The new chief executive of the $207-billion Ontario Teachers’ Pension Plan said Tuesday that it’s too early to fully grasp the impact that the still-unfolding coronavirus pandemic is having on asset values.

Jo Taylor, who took the helm of Teachers’ at the beginning of the year, just weeks before the coronavirus crisis exploded, told a conference call with media to discuss last year’s returns that “this pandemic is different from other things we’ve experienced.”

“I think the challenge at the moment is — I think this would be true for all pension plans — I’m not sure if the full extent of the positive and the potentially lagging negatives of COVID-19 are fully understood,” he said.

In addition to volatile stock markets around the world, significant upheavals tend to make it very difficult to value private assets such as real estate, while credit issues caused by economic disruptions affect private lenders.

“Private assets tend to lag versus public markets in pricing the economic slowdown. Certainly, the dislocations we’re seeing now appear to be more pronounced than in private markets,” Taylor said.

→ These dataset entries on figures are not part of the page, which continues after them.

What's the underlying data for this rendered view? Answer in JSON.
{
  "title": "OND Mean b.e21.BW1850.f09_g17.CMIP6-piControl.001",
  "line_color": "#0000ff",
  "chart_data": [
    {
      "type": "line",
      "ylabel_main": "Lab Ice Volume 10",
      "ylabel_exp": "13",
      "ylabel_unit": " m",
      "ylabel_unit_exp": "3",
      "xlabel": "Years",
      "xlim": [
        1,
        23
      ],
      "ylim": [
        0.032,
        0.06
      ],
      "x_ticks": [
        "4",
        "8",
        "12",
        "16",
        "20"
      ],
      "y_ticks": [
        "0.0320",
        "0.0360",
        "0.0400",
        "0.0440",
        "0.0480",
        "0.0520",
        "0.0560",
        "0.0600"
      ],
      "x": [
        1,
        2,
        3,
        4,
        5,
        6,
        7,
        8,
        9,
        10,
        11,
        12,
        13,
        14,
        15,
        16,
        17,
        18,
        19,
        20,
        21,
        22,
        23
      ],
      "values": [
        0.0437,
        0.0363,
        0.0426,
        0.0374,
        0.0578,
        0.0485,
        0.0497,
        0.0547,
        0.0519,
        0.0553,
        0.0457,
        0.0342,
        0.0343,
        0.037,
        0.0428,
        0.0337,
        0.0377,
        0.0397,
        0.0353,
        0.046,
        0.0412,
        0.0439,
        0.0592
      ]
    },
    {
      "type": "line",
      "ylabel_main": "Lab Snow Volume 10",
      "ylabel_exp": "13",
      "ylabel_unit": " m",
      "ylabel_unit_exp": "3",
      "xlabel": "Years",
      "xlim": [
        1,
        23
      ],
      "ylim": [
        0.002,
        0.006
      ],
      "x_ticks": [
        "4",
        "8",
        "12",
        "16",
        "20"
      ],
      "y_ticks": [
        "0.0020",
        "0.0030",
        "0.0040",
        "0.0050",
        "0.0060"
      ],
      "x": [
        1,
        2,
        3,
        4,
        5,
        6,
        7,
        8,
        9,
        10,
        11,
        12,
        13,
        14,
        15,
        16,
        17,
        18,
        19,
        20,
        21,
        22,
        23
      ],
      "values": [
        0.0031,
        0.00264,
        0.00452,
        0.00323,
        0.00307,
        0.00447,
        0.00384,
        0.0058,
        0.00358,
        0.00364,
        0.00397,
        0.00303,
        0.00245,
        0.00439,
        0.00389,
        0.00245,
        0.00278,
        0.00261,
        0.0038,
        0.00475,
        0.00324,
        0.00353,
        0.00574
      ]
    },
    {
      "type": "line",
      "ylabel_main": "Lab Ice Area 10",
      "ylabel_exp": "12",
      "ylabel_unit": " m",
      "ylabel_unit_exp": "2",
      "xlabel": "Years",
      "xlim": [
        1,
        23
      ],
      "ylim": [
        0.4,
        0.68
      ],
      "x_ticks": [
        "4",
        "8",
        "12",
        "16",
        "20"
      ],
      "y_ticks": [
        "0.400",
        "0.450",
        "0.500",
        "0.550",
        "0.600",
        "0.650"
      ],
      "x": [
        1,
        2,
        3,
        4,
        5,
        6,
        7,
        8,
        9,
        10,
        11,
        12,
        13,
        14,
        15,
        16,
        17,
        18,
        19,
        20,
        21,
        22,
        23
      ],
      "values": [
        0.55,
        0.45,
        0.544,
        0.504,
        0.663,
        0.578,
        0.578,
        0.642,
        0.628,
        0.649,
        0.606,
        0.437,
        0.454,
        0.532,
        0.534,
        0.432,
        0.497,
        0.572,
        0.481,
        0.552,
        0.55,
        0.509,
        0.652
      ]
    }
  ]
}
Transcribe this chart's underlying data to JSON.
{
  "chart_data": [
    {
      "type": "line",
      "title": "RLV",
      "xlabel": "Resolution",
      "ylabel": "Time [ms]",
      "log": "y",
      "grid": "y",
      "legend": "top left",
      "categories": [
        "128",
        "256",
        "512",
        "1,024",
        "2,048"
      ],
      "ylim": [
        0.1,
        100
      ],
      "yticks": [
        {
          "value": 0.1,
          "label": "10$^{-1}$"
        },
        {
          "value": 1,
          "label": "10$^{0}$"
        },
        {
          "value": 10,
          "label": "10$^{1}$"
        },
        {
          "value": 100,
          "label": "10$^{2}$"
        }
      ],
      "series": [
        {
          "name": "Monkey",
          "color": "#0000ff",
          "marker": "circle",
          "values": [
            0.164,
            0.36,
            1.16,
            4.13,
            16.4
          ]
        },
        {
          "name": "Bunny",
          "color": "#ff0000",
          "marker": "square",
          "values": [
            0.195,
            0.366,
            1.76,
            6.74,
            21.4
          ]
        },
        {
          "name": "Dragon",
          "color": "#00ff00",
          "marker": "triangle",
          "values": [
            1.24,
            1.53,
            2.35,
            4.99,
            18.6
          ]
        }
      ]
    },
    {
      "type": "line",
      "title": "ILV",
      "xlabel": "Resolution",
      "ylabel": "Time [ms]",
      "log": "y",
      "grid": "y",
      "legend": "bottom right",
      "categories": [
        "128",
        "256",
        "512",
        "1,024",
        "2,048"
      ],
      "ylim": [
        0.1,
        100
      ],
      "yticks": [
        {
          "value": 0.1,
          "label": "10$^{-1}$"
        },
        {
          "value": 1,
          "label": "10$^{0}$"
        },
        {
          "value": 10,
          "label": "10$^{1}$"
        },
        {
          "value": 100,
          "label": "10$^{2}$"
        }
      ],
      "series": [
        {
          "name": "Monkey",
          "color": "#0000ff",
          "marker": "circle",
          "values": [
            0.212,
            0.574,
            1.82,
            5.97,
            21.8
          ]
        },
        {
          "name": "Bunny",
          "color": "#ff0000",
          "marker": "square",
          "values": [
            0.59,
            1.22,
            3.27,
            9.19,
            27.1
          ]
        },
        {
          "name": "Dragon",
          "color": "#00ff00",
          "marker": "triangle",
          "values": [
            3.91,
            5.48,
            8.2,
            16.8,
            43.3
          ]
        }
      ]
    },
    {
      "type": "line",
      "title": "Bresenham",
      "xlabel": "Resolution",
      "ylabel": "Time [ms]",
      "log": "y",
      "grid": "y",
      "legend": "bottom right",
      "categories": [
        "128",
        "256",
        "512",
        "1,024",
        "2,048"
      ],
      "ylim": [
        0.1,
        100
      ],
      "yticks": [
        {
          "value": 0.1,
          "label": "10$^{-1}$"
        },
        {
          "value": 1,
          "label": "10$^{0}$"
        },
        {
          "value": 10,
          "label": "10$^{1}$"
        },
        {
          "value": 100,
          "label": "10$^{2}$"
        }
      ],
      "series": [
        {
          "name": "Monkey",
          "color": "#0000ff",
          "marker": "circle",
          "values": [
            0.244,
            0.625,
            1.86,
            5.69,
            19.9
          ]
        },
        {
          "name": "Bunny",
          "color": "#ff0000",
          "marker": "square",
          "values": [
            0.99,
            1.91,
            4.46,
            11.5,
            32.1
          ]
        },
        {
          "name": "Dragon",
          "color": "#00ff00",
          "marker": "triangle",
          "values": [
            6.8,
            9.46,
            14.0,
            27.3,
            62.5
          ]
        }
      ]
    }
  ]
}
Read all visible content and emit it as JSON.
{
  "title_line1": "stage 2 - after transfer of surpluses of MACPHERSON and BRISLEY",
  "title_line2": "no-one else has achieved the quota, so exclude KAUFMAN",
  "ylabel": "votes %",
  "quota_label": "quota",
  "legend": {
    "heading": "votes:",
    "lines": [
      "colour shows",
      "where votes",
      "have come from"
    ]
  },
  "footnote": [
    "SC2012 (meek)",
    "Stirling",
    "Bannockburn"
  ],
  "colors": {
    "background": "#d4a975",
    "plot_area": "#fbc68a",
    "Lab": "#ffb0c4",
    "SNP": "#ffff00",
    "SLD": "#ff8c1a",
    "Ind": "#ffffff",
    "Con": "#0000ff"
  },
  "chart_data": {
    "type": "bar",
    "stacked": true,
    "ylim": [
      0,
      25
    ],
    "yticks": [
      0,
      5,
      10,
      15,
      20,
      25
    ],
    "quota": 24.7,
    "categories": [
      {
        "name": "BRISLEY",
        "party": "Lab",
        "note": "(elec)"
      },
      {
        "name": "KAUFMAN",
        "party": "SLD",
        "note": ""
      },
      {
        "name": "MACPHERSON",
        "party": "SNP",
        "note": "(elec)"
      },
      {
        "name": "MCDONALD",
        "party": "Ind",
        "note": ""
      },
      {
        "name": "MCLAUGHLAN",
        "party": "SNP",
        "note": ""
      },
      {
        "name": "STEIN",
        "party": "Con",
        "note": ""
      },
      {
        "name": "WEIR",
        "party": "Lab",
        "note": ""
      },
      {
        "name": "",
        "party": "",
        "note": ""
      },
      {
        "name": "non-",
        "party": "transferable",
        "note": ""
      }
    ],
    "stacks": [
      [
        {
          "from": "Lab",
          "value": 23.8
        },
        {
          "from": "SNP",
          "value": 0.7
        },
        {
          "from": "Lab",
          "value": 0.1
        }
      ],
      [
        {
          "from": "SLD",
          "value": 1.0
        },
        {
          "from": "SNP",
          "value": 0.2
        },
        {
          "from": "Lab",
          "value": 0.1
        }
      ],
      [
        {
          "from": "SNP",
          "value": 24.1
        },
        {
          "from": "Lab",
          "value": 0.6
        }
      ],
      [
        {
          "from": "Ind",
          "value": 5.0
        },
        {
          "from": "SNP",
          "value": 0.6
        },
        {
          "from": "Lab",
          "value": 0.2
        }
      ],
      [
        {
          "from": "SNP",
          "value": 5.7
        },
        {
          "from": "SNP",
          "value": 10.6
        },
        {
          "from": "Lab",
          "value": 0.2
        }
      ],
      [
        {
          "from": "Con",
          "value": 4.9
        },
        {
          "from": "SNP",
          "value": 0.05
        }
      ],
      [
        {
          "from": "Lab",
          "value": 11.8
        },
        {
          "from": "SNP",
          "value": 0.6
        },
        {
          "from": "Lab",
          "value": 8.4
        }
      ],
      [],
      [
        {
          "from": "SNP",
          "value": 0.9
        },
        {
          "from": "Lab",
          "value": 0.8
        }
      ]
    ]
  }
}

“For our private portfolio we have a good understanding on the issues from a liquidity perspective, but the impact on revenues, profitability and employment will take longer to appraise.”

He said rules around “selective disclosure” prohibit him from discussing whether the pension remains in a surplus position — the surplus was $6.1 billion at the end of 2019.

“We are slightly restricted in giving an update to the current state of the portfolio,” Taylor said.  “I would say that we’ve navigated things, I think, pretty well.”

Jim Keohane, who is retiring Wednesday as head of the Healthcare of Ontario Pension Plan (HOOPP), was more forthcoming in March about the impact of the pandemic on the 2019 surplus built up by the healthcare workers’ pension. HOOPP’s funded status at the end of December was 119 per cent.

In an interview with the Financial Post a little over a week ago, Keohane said the pension remained in a surplus position, albeit a very small one. HOOPP posted a return of 17.4 per cent for 2019, with assets reaching nearly $95 billion.

Teachers’ chalked up double-digit returns in 2019, with the 10.4 per cent gain boosting the pension’s assets to $207.4 billion.

Taylor and Teachers’ chief investment officer Ziad Hindo said some of last year’s decisions, such as hedging against soaring equities markets through stepped-up purchases of bonds and gold, should help dull the eventual impact of the pandemic.

While we could have never anticipated the full impact of COVID-19, we planned for this

Ziad Hindo

The executives said the pension manager also took advantage of lofty valuations in private markets to sell some assets, and noted the intention is always to build a diversified portfolio that can withstand external shocks.

“While we could have never anticipated the full impact of COVID-19, we planned for this,” Hindo said.

He said the pension manager continues to focus globally and plans to move ahead with a plan to open an office in Singapore this year.

“As part of our investment plan, we intentionally set aside liquidity for opportunistic investment opportunities,” Hindo said.

“There continue to be opportunities for talent, partnerships and investments.”

Teachers’ annualized return since its inception 30 years ago is 9.7 per cent. The pension plan earned $20.2 billion in investment income in 2019, the most in its history.